First, as Robert Winston, the former Professor of Science and Society at Imperial College London and past Director of NHS Research and Development, Hammersmith Hospitals Trust has said, “dogmatist scientists need to be reminded, now and again, that the discipline of science is not about absolute truth.” It is not, as my erstwhile biology tutor used to say, “in the truth business”. To say “science works” is not at all synonymous with saying it has the ability “to determine truth”, much less to claim that it is “the only philosophical construct we have to determine TRUTH with any degree of reliability.” Engineering works even better than science, logic works quite effectively in most situations, and there is no shortage of empirical evidence indicating that revelation and intuition work as well.

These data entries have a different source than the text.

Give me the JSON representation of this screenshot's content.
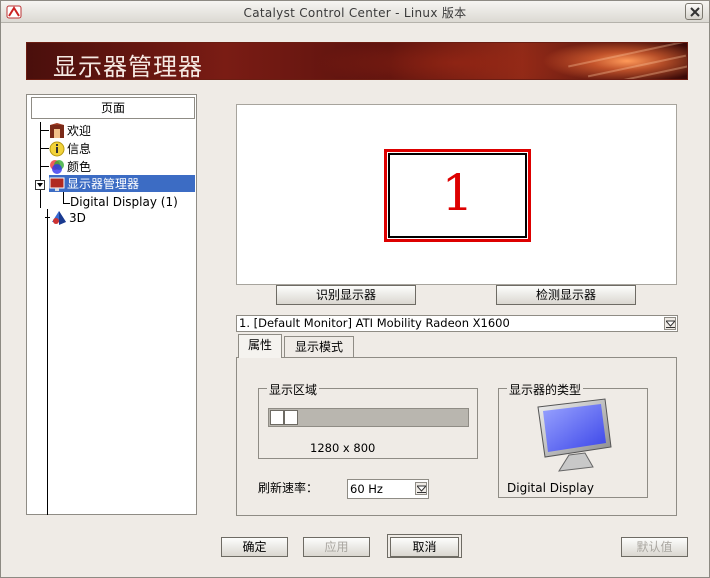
{
  "window": {
    "title": "Catalyst Control Center - Linux 版本",
    "banner_title": "显示器管理器"
  },
  "sidebar": {
    "header": "页面",
    "items": [
      {
        "label": "欢迎",
        "icon": "welcome-icon"
      },
      {
        "label": "信息",
        "icon": "info-icon"
      },
      {
        "label": "颜色",
        "icon": "color-icon"
      },
      {
        "label": "显示器管理器",
        "icon": "display-manager-icon",
        "selected": true
      },
      {
        "label": "Digital Display (1)"
      },
      {
        "label": "3D",
        "icon": "3d-icon"
      }
    ]
  },
  "preview": {
    "monitor_number": "1",
    "identify_button": "识别显示器",
    "detect_button": "检测显示器"
  },
  "monitor_select": {
    "value": "1. [Default Monitor] ATI Mobility Radeon X1600"
  },
  "tabs": [
    {
      "label": "属性",
      "active": true
    },
    {
      "label": "显示模式",
      "active": false
    }
  ],
  "properties": {
    "display_area_title": "显示区域",
    "resolution": "1280 x 800",
    "refresh_label": "刷新速率：",
    "refresh_value": "60 Hz",
    "display_type_title": "显示器的类型",
    "display_type_value": "Digital Display"
  },
  "buttons": {
    "ok": "确定",
    "apply": "应用",
    "cancel": "取消",
    "defaults": "默认值"
  },
  "colors": {
    "accent_red": "#dd0000",
    "selection_blue": "#3c6cc4"
  }
}
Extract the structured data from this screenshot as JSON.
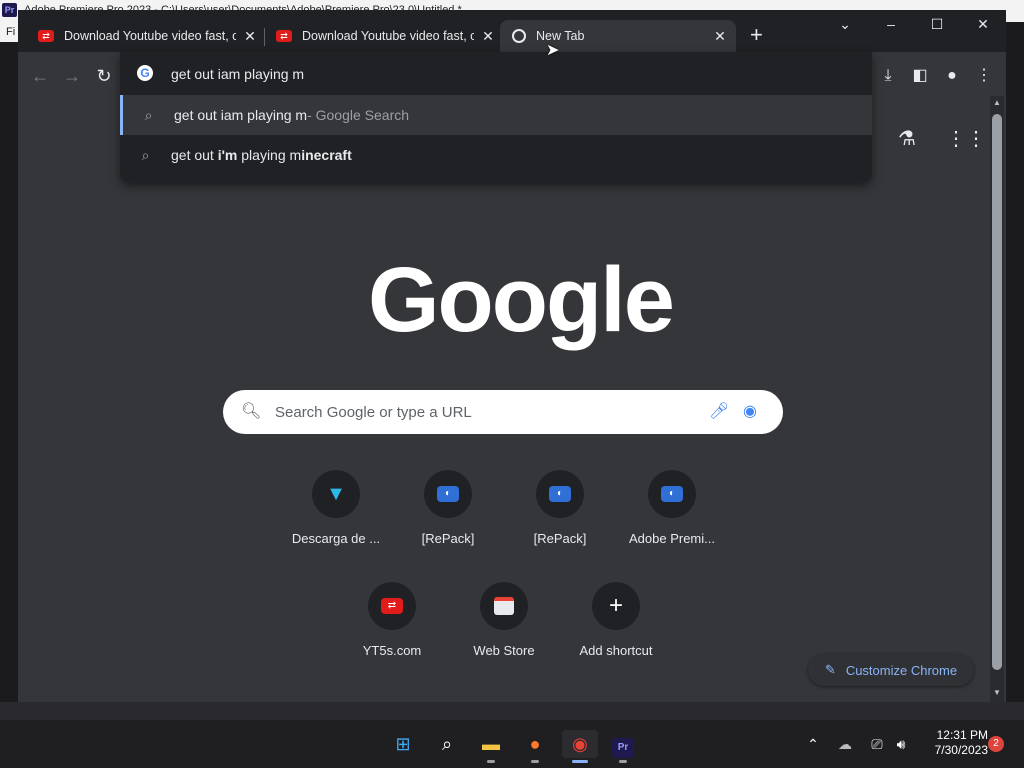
{
  "background_app": {
    "title": "Adobe Premiere Pro 2023 - C:\\Users\\user\\Documents\\Adobe\\Premiere Pro\\23.0\\Untitled *",
    "badge": "Pr",
    "menu_label": "Fi"
  },
  "tabs": [
    {
      "title": "Download Youtube video fast, co",
      "favicon": "yt5s-icon"
    },
    {
      "title": "Download Youtube video fast, co",
      "favicon": "yt5s-icon"
    },
    {
      "title": "New Tab",
      "favicon": "chrome-icon"
    }
  ],
  "window_controls": {
    "dropdown": "⌄",
    "minimize": "–",
    "maximize": "☐",
    "close": "✕"
  },
  "new_tab_label": "+",
  "omnibox": {
    "value": "get out iam playing m",
    "suggestions": [
      {
        "main": "get out iam playing m",
        "sub": " - Google Search",
        "selected": true
      },
      {
        "prefix": "get out ",
        "bold1": "i'm",
        "mid": " playing m",
        "bold2": "inecraft"
      }
    ]
  },
  "new_tab_page": {
    "logo": "Google",
    "search_placeholder": "Search Google or type a URL",
    "shortcuts": [
      {
        "label": "Descarga de ...",
        "icon": "download-arrow-icon"
      },
      {
        "label": "[RePack]",
        "icon": "repack-icon"
      },
      {
        "label": "[RePack]",
        "icon": "repack-icon"
      },
      {
        "label": "Adobe Premi...",
        "icon": "repack-icon"
      },
      {
        "label": "YT5s.com",
        "icon": "yt5s-icon"
      },
      {
        "label": "Web Store",
        "icon": "web-store-icon"
      },
      {
        "label": "Add shortcut",
        "icon": "plus-icon"
      }
    ],
    "customize_label": "Customize Chrome"
  },
  "taskbar": {
    "time": "12:31 PM",
    "date": "7/30/2023",
    "notifications": "2"
  },
  "colors": {
    "accent": "#8ab4f8",
    "chrome_bg": "#35363a",
    "tab_strip": "#202124"
  }
}
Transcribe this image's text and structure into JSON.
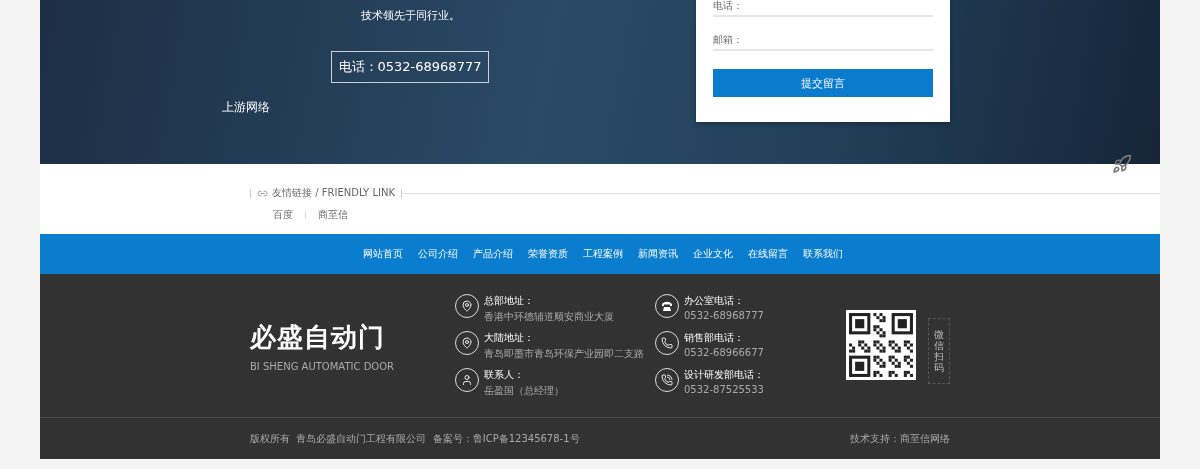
{
  "hero": {
    "intro": "技术领先于同行业。",
    "phone": "电话：0532-68968777",
    "brand": "上游网络"
  },
  "message_form": {
    "fields": [
      {
        "label": "电话："
      },
      {
        "label": "邮箱："
      }
    ],
    "submit": "提交留言"
  },
  "friendly_links": {
    "title": "友情链接 / FRIENDLY LINK",
    "links": [
      "百度",
      "商至信"
    ]
  },
  "nav": [
    "网站首页",
    "公司介绍",
    "产品介绍",
    "荣誉资质",
    "工程案例",
    "新闻资讯",
    "企业文化",
    "在线留言",
    "联系我们"
  ],
  "footer": {
    "logo": {
      "name": "必盛自动门",
      "subtitle": "BI SHENG AUTOMATIC DOOR"
    },
    "contacts": [
      {
        "kind": "location",
        "label": "总部地址：",
        "value": "香港中环德辅道顺安商业大厦"
      },
      {
        "kind": "location",
        "label": "大陆地址：",
        "value": "青岛即墨市青岛环保产业园即二支路"
      },
      {
        "kind": "person",
        "label": "联系人：",
        "value": "岳盈国（总经理）"
      },
      {
        "kind": "telephone",
        "label": "办公室电话：",
        "value": "0532-68968777"
      },
      {
        "kind": "phone",
        "label": "销售部电话：",
        "value": "0532-68966677"
      },
      {
        "kind": "phone-call",
        "label": "设计研发部电话：",
        "value": "0532-87525533"
      }
    ],
    "qr_caption": "微信扫码"
  },
  "bottom_bar": {
    "copyright": "版权所有  青岛必盛自动门工程有限公司  备案号：鲁ICP备12345678-1号",
    "support": "技术支持：商至信网络"
  }
}
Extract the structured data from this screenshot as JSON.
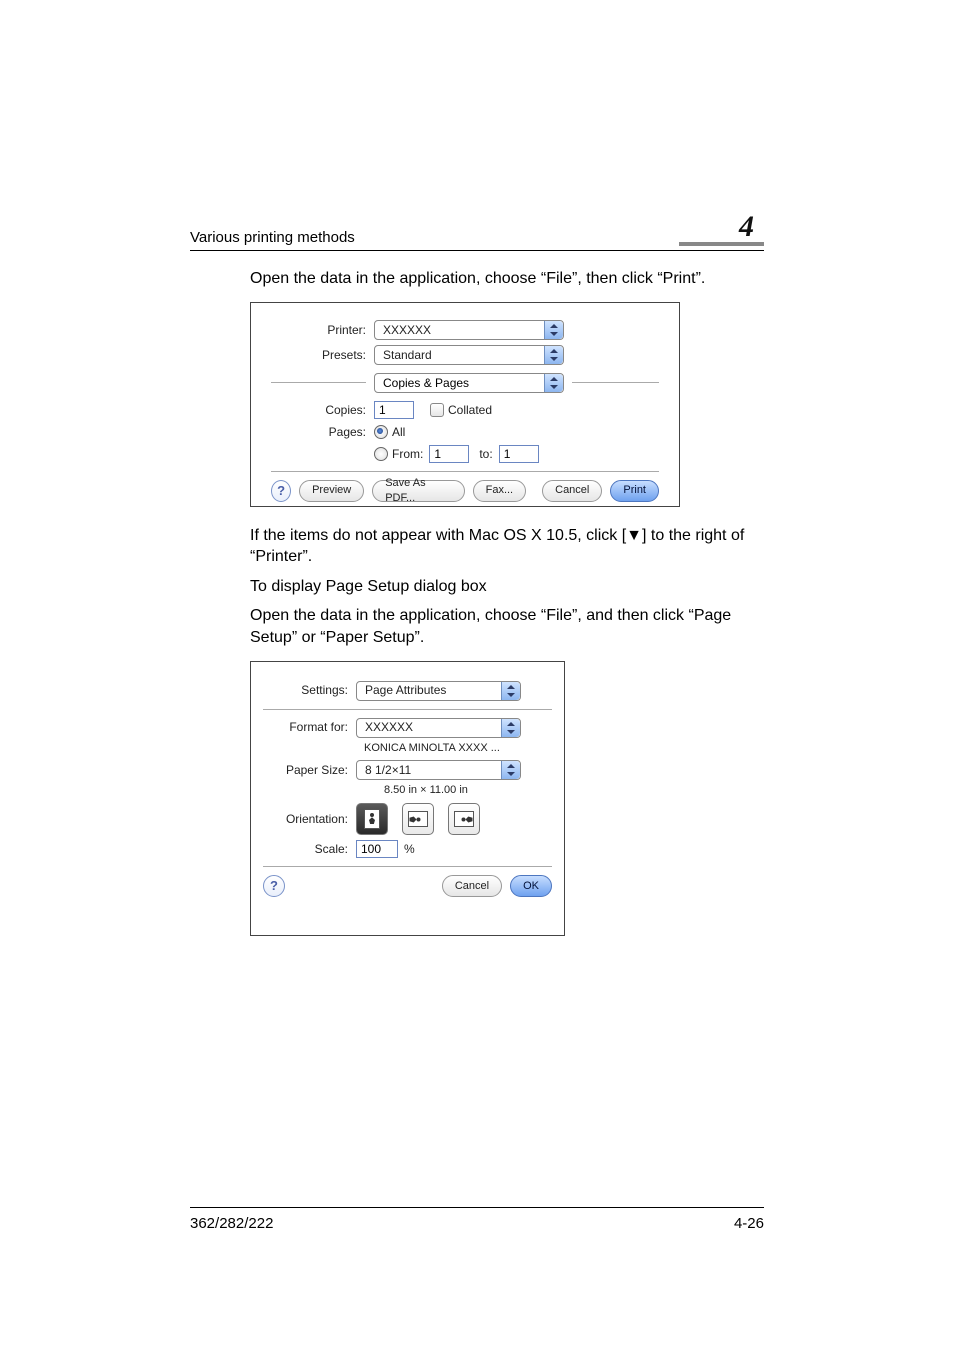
{
  "header": {
    "running_title": "Various printing methods",
    "chapter_number": "4"
  },
  "paragraphs": {
    "p1": "Open the data in the application, choose “File”, then click “Print”.",
    "p2": "If the items do not appear with Mac OS X 10.5, click [▼] to the right of “Printer”.",
    "p3": "To display Page Setup dialog box",
    "p4": "Open the data in the application, choose “File”, and then click “Page Setup” or “Paper Setup”."
  },
  "print_dialog": {
    "labels": {
      "printer": "Printer:",
      "presets": "Presets:",
      "copies": "Copies:",
      "pages": "Pages:",
      "from": "From:",
      "to": "to:",
      "collated": "Collated",
      "all": "All"
    },
    "values": {
      "printer": "XXXXXX",
      "presets": "Standard",
      "pane": "Copies & Pages",
      "copies": "1",
      "from": "1",
      "to": "1"
    },
    "buttons": {
      "help": "?",
      "preview": "Preview",
      "save_pdf": "Save As PDF...",
      "fax": "Fax...",
      "cancel": "Cancel",
      "print": "Print"
    }
  },
  "page_setup_dialog": {
    "labels": {
      "settings": "Settings:",
      "format_for": "Format for:",
      "paper_size": "Paper Size:",
      "orientation": "Orientation:",
      "scale": "Scale:",
      "percent": "%"
    },
    "values": {
      "settings": "Page Attributes",
      "format_for": "XXXXXX",
      "format_for_sub": "KONICA MINOLTA  XXXX ...",
      "paper_size": "8 1/2×11",
      "paper_size_sub": "8.50 in × 11.00 in",
      "scale": "100"
    },
    "buttons": {
      "help": "?",
      "cancel": "Cancel",
      "ok": "OK"
    }
  },
  "footer": {
    "model": "362/282/222",
    "page": "4-26"
  }
}
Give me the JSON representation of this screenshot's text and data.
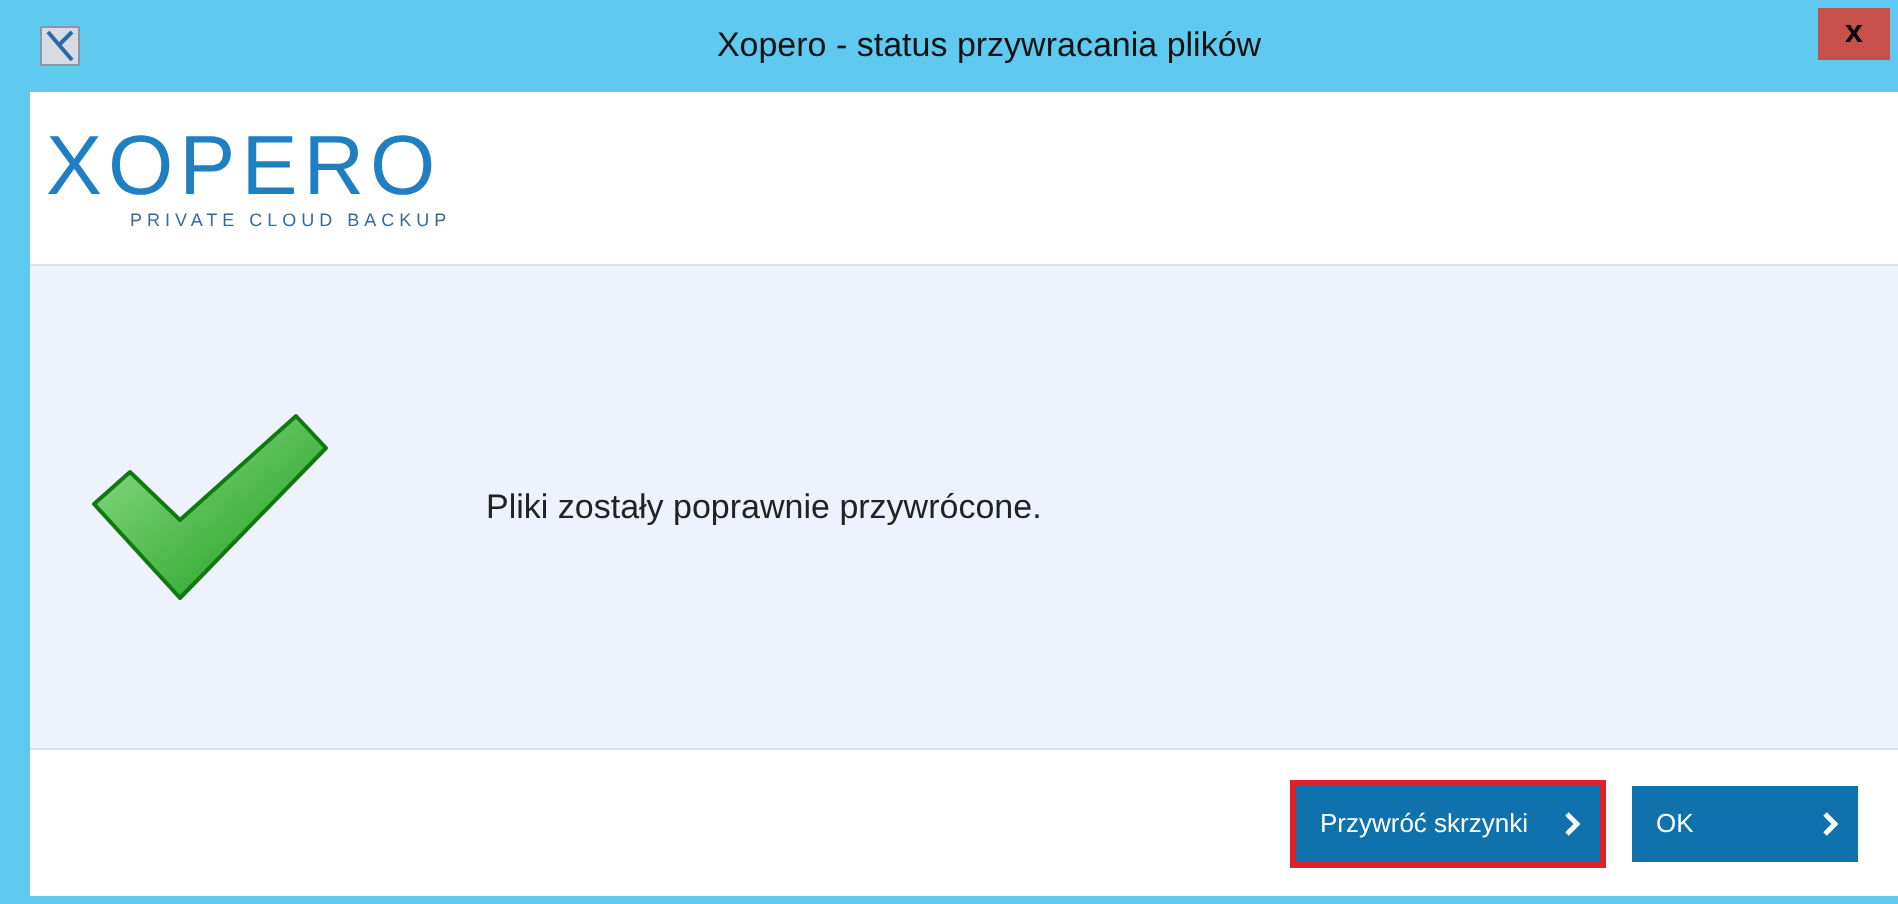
{
  "window": {
    "title": "Xopero - status przywracania plików",
    "close": "x"
  },
  "logo": {
    "name": "XOPERO",
    "tagline": "PRIVATE CLOUD BACKUP"
  },
  "message": "Pliki zostały poprawnie przywrócone.",
  "buttons": [
    {
      "label": "Przywróć skrzynki",
      "focused": true
    },
    {
      "label": "OK",
      "focused": false
    }
  ]
}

Like all these alternative paths to knowledge, science sometimes works and sometimes does not work. There is little point in resorting to a scientific version of the Atheist Dance here, as the oft-chronicled failures and financial corruption of scientists inevitably amounts to the confirmed unreliability of science as it is actually applied in the real world. One cannot reasonably compare practical logic and practical religion with ideal science, and while one could argue that ideal science would lead to perfect understanding, the same is also true of ideal revelation, ideal logic, ideal intuition, and ideal history.

But concerning the question posed, there are so many obvious answers that it is almost astonishing to have to wave them in PZ’s bearded face. Both math and logic permit things to be reliably known without testing them against the consequences, indeed, they are often utilized by scientists in lieu of science when the scientific method cannot be applied. The same is also true of all the documentary and archeological evidence that makes up recorded human history. It would be interesting to see what sort of replicable scientific experiment one would propose testing in order to prove the historical existence of Homer, as even DNA testing of current human populations matched to ancient DNA samples would not suffice to prove that one of them once wrote The Iliad. How would science go about proving or disproving the story that George Washington chopped down the cherry tree? It might be used to establish that there was no evidence to be found indicating that cherry trees grew in Mount Vernon during the reported lifetime of “George Washington”, but that is the most it could hope to accomplish.

There are entire fields of human knowledge that have absolutely nothing to do with modern science. One cannot scientifically demonstrate that Brad loves Angelina or that Marius served as the consul of Rome seven times. PZ cannot even scientifically prove that he exists, or as Nick Bostrom would have it, that the material world even exists as anything but a sophisticated electronic simulation.

To reduce TRUTH to nothing more than “that which science can discover” is to eliminate the greater part of the truths that matter. Love, Life, Consciousness, Meaning, Purpose, and Probability are all well beyond the scope of science. Even Sam Harris would not go so far as Myers has gone, his most recent book, The Moral Landscape is nothing more than a futile attempt to, (ironically enough), make a philosophical argument for what PZ blithely asserts to be the case.

This is a deeply stupid statement by a dogmatic, mid-witted scientist who, due to his affection for his hammer, has concluded that all knowledge must necessarily be comprised of nails.

* It would be very interesting to see a Pharyngulan attempt to prove that conclusion scientifically, for as we are informed, science is the only way we could reliably determine the truth of it.